Re: regex question: store multiple lines as a string
by locked_user sundialsvc4 (Abbot) on Oct 12, 2010 at 13:36 UTC

    I wonder whether the /s and/or /m operators might be useful here.

    If the file is “quite large,” as I assume it is, one strategy might to be to take each line that is read and, first, concatenate it (and a newline) to a buffer string.   Then, repeatedly regex that string using the /m and /p modifiers.   Each time the string matches, extract the matched portion using {$^MATCH} (“what matched”), then assign the string to be {$^POSTMATCH} (“what follows”).   Repeat this until the pattern no longer matches.
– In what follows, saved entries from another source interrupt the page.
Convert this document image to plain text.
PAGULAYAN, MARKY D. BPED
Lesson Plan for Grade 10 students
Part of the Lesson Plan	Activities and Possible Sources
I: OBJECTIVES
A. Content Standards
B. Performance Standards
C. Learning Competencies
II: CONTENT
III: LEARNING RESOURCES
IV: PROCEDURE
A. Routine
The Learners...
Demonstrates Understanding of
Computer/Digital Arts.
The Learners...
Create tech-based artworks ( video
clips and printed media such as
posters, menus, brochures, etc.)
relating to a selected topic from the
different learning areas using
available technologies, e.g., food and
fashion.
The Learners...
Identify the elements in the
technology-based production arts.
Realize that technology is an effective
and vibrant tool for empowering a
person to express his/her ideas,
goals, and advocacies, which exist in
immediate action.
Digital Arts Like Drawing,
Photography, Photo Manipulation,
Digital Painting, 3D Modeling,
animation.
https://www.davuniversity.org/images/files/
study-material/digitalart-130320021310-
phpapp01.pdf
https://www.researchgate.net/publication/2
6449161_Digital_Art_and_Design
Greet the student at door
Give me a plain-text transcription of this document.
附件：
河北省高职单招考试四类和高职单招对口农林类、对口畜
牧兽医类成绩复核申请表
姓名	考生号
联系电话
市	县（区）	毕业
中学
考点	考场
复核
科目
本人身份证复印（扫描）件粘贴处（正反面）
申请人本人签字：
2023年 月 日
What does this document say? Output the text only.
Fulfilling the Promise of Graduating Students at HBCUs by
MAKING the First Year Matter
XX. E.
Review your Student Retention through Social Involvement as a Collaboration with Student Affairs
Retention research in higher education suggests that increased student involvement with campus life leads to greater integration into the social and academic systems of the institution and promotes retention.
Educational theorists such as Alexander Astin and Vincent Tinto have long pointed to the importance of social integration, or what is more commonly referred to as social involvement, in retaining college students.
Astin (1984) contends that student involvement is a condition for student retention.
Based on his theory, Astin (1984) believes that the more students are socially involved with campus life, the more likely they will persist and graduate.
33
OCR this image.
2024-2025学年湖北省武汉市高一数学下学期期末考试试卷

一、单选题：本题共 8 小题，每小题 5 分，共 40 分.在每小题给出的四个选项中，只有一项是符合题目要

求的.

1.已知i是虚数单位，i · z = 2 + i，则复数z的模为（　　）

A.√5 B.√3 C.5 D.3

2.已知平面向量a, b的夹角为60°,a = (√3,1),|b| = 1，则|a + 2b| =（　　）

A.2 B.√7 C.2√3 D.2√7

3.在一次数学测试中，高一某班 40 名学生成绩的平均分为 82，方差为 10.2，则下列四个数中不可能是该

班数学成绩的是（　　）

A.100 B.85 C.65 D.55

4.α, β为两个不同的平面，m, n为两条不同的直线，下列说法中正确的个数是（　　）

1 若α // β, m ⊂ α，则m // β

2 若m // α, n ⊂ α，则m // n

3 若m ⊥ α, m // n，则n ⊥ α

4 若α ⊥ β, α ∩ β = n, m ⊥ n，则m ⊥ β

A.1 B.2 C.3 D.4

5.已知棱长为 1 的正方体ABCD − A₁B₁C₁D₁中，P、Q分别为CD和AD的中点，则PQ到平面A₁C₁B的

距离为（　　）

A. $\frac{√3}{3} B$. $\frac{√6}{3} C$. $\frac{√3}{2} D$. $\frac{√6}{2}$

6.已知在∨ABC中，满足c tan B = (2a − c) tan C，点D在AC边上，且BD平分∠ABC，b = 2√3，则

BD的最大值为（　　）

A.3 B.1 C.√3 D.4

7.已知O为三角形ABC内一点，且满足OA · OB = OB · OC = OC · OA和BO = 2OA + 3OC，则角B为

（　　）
Something like this:

    my $buffer = ""; do { my $line = <$fh>; $buffer .= "\n$line" if defined($line); # I.E. NOT END-OF-FILE while ($buffer =~ /$pattern/mp) { process(${^MATCH}); $buffer = ${^POSTMATCH}; } } while(defined($line)); # I.E. END-OF-FILE.

    You need to be sure that your pattern is set up so that it is not “greedy.”   By default, a regex will match as much of the string as it can ...   “always taking the biggest possible piece of the pie,” if you will.   But you don’t want that to happen.   If, at any time, the buffer contains more than one complete occurrences of whatever it is that you are looking for, you want to grab each one in turn.   Let me explain...

    Let’s say that you want to find whatever is between BEGIN and END in some string.   And let’s say that our test-string, just for fun, consists of:
    BEGIN FOO END BEGIN BAR END.”

    A “greedy” pattern, such as (say...) /BEGIN(.*)END/, would grab the longest possible substring that still permits the entire pattern to match, viz:
    FOO END BEGIN BAR.

    Because the regex went for the longest string, it grabbed everything that it found between the first occurrence of BEGIN and the last occurrence of END.   This is obviously not what we want.   But, if we insert the '?' modifier into the pattern, it now grabs the shortest possible match.   A pattern such as /BEGIN(.*)?END/ would now match:

    • FOO the first time.
    • BAR the second.

    (Caution: extemporaneous coding.   There might be syntax errors.   Do not try this at home.)

Re: regex question: store multiple lines as a string
by ig (Vicar) on Oct 12, 2010 at 14:15 UTC

    If your question is: how to get good at regex...

    Remember that regex is a separate language and you have to learn this language. You don't have to learn all of it at once. You can learn a bit at a time but to get good you must keep studying.

    You can read the manual pages: perlretut and perlre are good places to start.

    There are some tutorials here: Pattern Matching, Regular Expressions, and Parsing.

    O'Reily has Mastering Regular Expressions.

    Most of all, you must practice. There are lots of questions and answers here that you can study. Try searching for 'regex' or 'regular expression' in Super Search. Try writing your own solutions to the problems you find. In the beginning, some of the problems will be too difficult for you, but if you keep reading and keep practicing, you too can be good at it.